6-7_Summer_Reading_List 2018.pdf

Linked 6-7_Summer_Reading_List 2018.docx

JW- 6th Grade into 7th Grade Summer Reading List 2018

At John Witherspoon Middle School, our readers benefit from the variety of fiction and nonfiction titles we offer during Reading Workshop in our English classes.  As we believe in and stress the importance of reading beyond the school year, we will be offering a few suggested titles that are developmentally appropriate for all of our students who share varied ability levels, learning styles and interests. Stephen Krashen, a linguist and leading researcher in reading, suggests that an often-overlooked method to improve reading is providing readers with a supply of interesting and accessible books by visiting local libraries and bookstores.  Research demonstrates that self-selected voluntary reading leads to the greatest gains in reading achievement. (Krashen, S. The Power of Reading: Insights from the Research, 2nd edition.

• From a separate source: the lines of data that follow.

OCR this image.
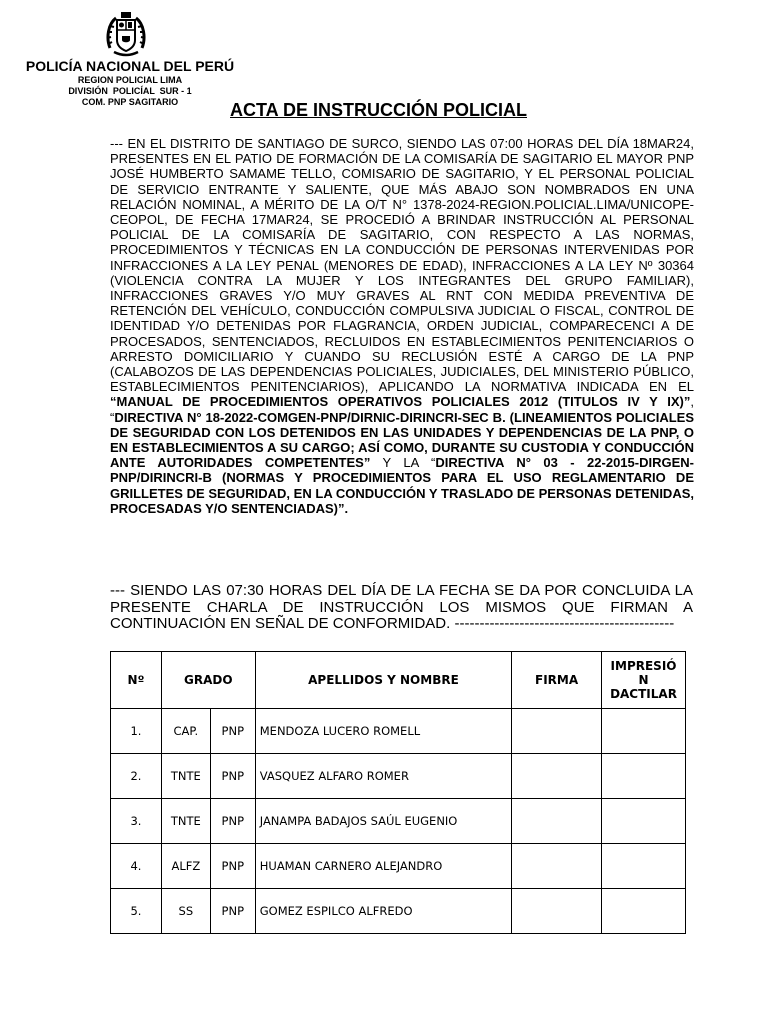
POLICÍA NACIONAL DEL PERÚ
REGION POLICIAL LIMA
DIVISIÓN  POLICÍAL  SUR - 1
COM. PNP SAGITARIO	ACTA DE INSTRUCCIÓN POLICIAL
--- EN EL DISTRITO DE SANTIAGO DE SURCO, SIENDO LAS 07:00 HORAS DEL DÍA 18MAR24, PRESENTES EN EL PATIO DE FORMACIÓN DE LA COMISARÍA DE SAGITARIO EL MAYOR PNP JOSÉ HUMBERTO SAMAME TELLO, COMISARIO DE SAGITARIO, Y EL PERSONAL POLICIAL DE SERVICIO ENTRANTE Y SALIENTE, QUE MÁS ABAJO SON NOMBRADOS EN UNA RELACIÓN NOMINAL, A MÉRITO DE LA O/T N° 1378-2024-REGION.POLICIAL.LIMA/UNICOPE-CEOPOL, DE FECHA 17MAR24, SE PROCEDIÓ A BRINDAR INSTRUCCIÓN AL PERSONAL POLICIAL DE LA COMISARÍA DE SAGITARIO, CON RESPECTO A LAS NORMAS, PROCEDIMIENTOS Y TÉCNICAS EN LA CONDUCCIÓN DE PERSONAS INTERVENIDAS POR INFRACCIONES A LA LEY PENAL (MENORES DE EDAD), INFRACCIONES A LA LEY Nº 30364 (VIOLENCIA CONTRA LA MUJER Y LOS INTEGRANTES DEL GRUPO FAMILIAR), INFRACCIONES GRAVES Y/O MUY GRAVES AL RNT CON MEDIDA PREVENTIVA DE RETENCIÓN DEL VEHÍCULO, CONDUCCIÓN COMPULSIVA JUDICIAL O FISCAL, CONTROL DE IDENTIDAD Y/O DETENIDAS POR FLAGRANCIA, ORDEN JUDICIAL, COMPARECENCI A DE PROCESADOS, SENTENCIADOS, RECLUIDOS EN ESTABLECIMIENTOS PENITENCIARIOS O ARRESTO DOMICILIARIO Y CUANDO SU RECLUSIÓN ESTÉ A CARGO DE LA PNP (CALABOZOS DE LAS DEPENDENCIAS POLICIALES, JUDICIALES, DEL MINISTERIO PÚBLICO, ESTABLECIMIENTOS PENITENCIARIOS), APLICANDO LA NORMATIVA INDICADA EN EL “MANUAL DE PROCEDIMIENTOS OPERATIVOS POLICIALES 2012 (TITULOS IV Y IX)”, “DIRECTIVA N° 18-2022-COMGEN-PNP/DIRNIC-DIRINCRI-SEC B. (LINEAMIENTOS POLICIALES DE SEGURIDAD CON LOS DETENIDOS EN LAS UNIDADES Y DEPENDENCIAS DE LA PNP, O EN ESTABLECIMIENTOS A SU CARGO; ASÍ COMO, DURANTE SU CUSTODIA Y CONDUCCIÓN ANTE AUTORIDADES COMPETENTES” Y LA “DIRECTIVA N° 03 - 22-2015-DIRGEN-PNP/DIRINCRI-B (NORMAS Y PROCEDIMIENTOS PARA EL USO REGLAMENTARIO DE GRILLETES DE SEGURIDAD, EN LA CONDUCCIÓN Y TRASLADO DE PERSONAS DETENIDAS, PROCESADAS Y/O SENTENCIADAS)”.
--- SIENDO LAS 07:30 HORAS DEL DÍA DE LA FECHA SE DA POR CONCLUIDA LA PRESENTE CHARLA DE INSTRUCCIÓN LOS MISMOS QUE FIRMAN A CONTINUACIÓN EN SEÑAL DE CONFORMIDAD. --------------------------------------------
Nº	GRADO		APELLIDOS Y NOMBRE	FIRMA	IMPRESIÓ
N
DACTILAR

1.	CAP.	PNP	MENDOZA LUCERO ROMELL		
2.	TNTE	PNP	VASQUEZ ALFARO ROMER		
3.	TNTE	PNP	JANAMPA BADAJOS SAÚL EUGENIO		
4.	ALFZ	PNP	HUAMAN CARNERO ALEJANDRO		
5.	SS	PNP	GOMEZ ESPILCO ALFREDO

Portsmouth, NH: Heinemann.)

As a result, we are offering ten fiction and ten nonfiction suggested titles at each grade level in our middle school as a reflective example of what students will find in each classroom library.  Students should bring a copy of their chosen text and expect to answer a variety of reader-response questions regarding their summer choices upon their return from vacation during the first full week of school.  Students can choose a book (not on this list) of comparable merit with parent permission.  One book is required to fulfill the assignment; we encourage students to read as many titles as they would like! 

Fiction Selections

Brown Girl Dreaming by Jacqueline Woodson
Calico Joe by John Grisham
The Breadwinner by Deborah Ellis
Dove Arising by Karen Bao
Hoops by Walter Dean Myers
In Real Life by Cory Doctorow & Jen Wang
City of Ember by Jeanne DuPrau
Walk Two Moons by Sharon Creech
Life as We Knew It by Susan Beth Pfeffer
Running Dream by Wendelin Van Draanen

Nonfiction Selections

Native American Doctor: The Story of Susan Laflesche Picotte* by Jeri Chase Ferris
Hidden Figures (Young Reader’s Edition)* by Margot Lee Shetterly
Frozen in Time* by Mitchell Zuckoff
I am Malala (Young Readers Edition)* by Malala Yousafzai
Red Scarf Girl* by Ji-li Jiang
Sachiko: A Nagasaki Bomb Survivor’s Story* by Caren Stelson
Crow Smarts: Inside the Brain of the World’s Brightest Bird* by Pamela S. Turner
Elon Musk & the Quest for a Fantastic Future* by Ashlee Vance
Strong Inside (Young Readers Edition)* by Andrew Maraniss
Untold History of the United States (Young Reader’s Edition)* by Oliver Stone

*A variety of genres and non-fiction material constitute the scope of the New Jersey Student Learning Standards, which aims to equip readers with the skills necessary to succeed in all areas of literacy.

(Students:  Return this completed paper to your English teacher during the first week of school.)


Dear Parents or Guardians: 

Please indicate below your approval of your child’s reading:


Title:______________________________ Author:_________________


Parent/Guardian Signature:__________________________Date___________




Questions students can expect to see from their teachers upon their return from summer vacation:

For Narrative Reading...

  1. How does the conflict change the character?

  2. What is the author’s tone toward one of the characters in your book?

  3. What symbols are central in the book? How do they contribute to the theme or to the book as a whole?

For Nonfiction Reading...

  1. What do you think the author’s central idea is? What would you describe as the author’s purpose in writing the text?

  2. How does the author structure the book? Is it chronological (time order), general to specific, cause and effect, pros and cons…?

  3. Was there a specific passage that had a strong tone to it that revealed the author’s attitude toward a topic?

  4. Did the book make you more aware and knowledgeable about the particular issue? How did earlier opinions about the issue change after reading this book?